True crime: for better or worse?

With the recent release of the Netflix series Dahmer, the crime entertainment industry is booming now more than ever. Police procedurals and court dramas have long been an integral part of America’s television and radio culture, but in recent years, convenient media outlets like podcasts have allowed for an increased fusion of journalism and public spectacle. Today, it is easy for anyone to pick up a microphone and just start recording; however, a subject such as this requires sensitivity and care, and it is hard to do so when there is so much blurring of the line between fact and fiction. What ethical issues present themselves when we take a closer look into this genre?

As the medium of podcasting has surged over the last decade, the idea of “true crime” has not been far behind. Just a few years ago, shows of this kind would have been filed under broader categories, like “News & Politics” or “History”. Today, however, just a simple look under the “Podcasts” tab on Spotify will net you an entire “Fiction Pods for True Crime Fans” category. But what leads people to become “fans” of this genre, or follow its output? 

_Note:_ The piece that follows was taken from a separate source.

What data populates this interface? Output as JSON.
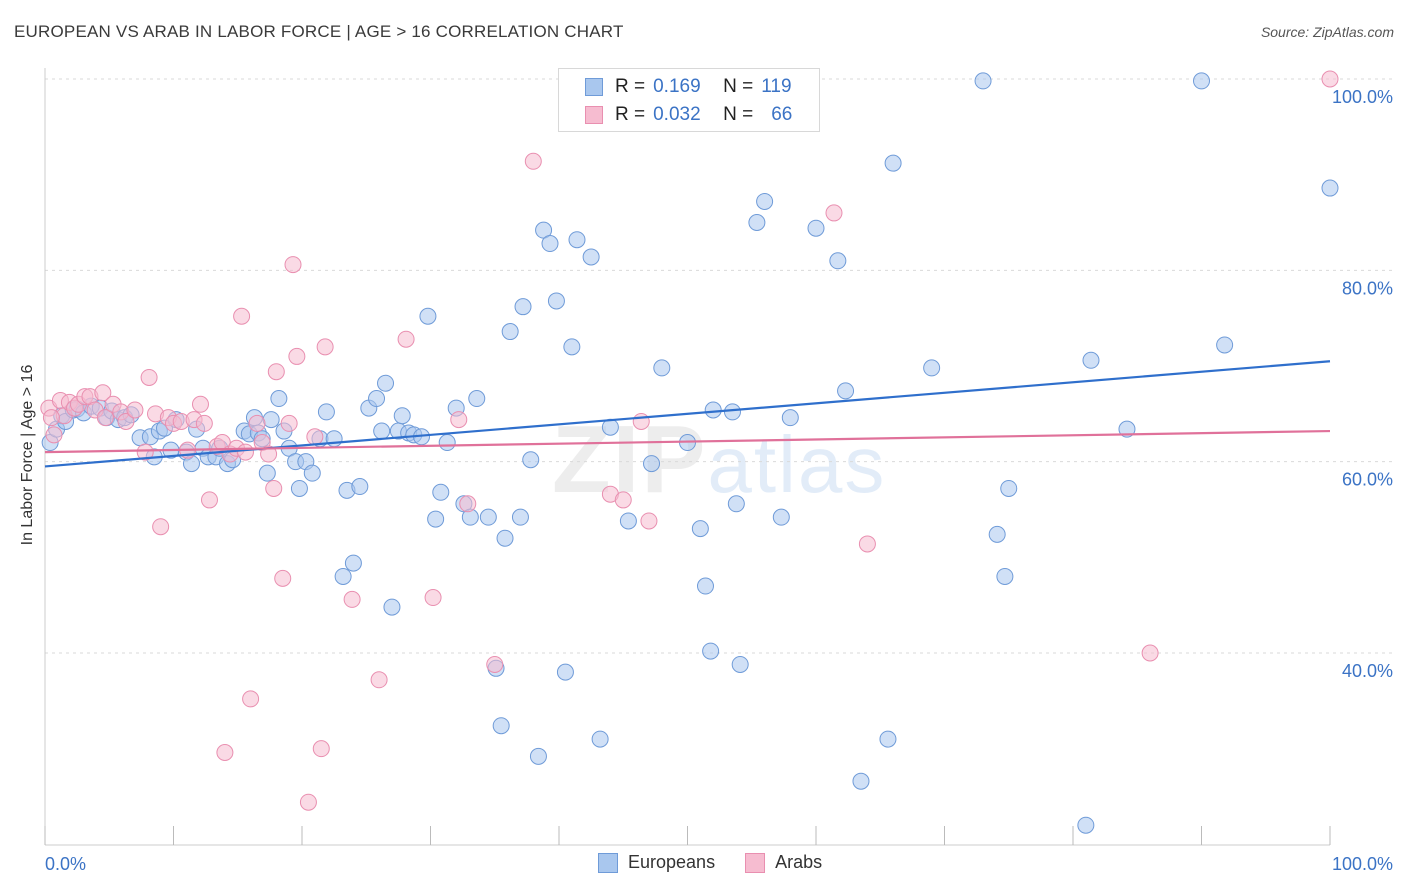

In a case like Jeffery “Milwaukee Monster” Dahmer’s, the majority of his victims were men of queer and/or ethnic minority origin. It can be more than offputting for people of these identities to see the predominantly white portrayal, on social medias like TikTok, of people claiming they had ‘no problem’ getting through the Dahmer series, or how enthralled they were watching the episodic murders play out. 

What ethical issues present themselves when we take a closer look into this genre?

In part, this can be attributed to the market demand for true crime. Not every detail of a crime is going to be horror-movie-shot worthy, and therefore, cases must be shaved down to only the most sellable details. This is also where proximity to a crime comes into play, and is another thing that keeps the industry train chugging. When we have less personal relation to a victim, less in common with them, it can cause us to become too hasty with the handlings of their stories. There has been much media question around the conductance of victim portrayals in narrative-type series like Dahmer, and how families of these real-life victims are reached out to and possibly compensated. If a $300 million series may struggle in this aspect, even less thought or time may be put into a short podcast episode.

Overall, drastic changes need to be made in the way we produce and consume delicate media of this kind. If factors such as victim stories are not handled with tact, we risk more harm done to them. In our modern day, walking that line between marketability and damage control is more uncertain than ever, but we may find a starting point in just being conscious of the kind of environment we curate through popular culture.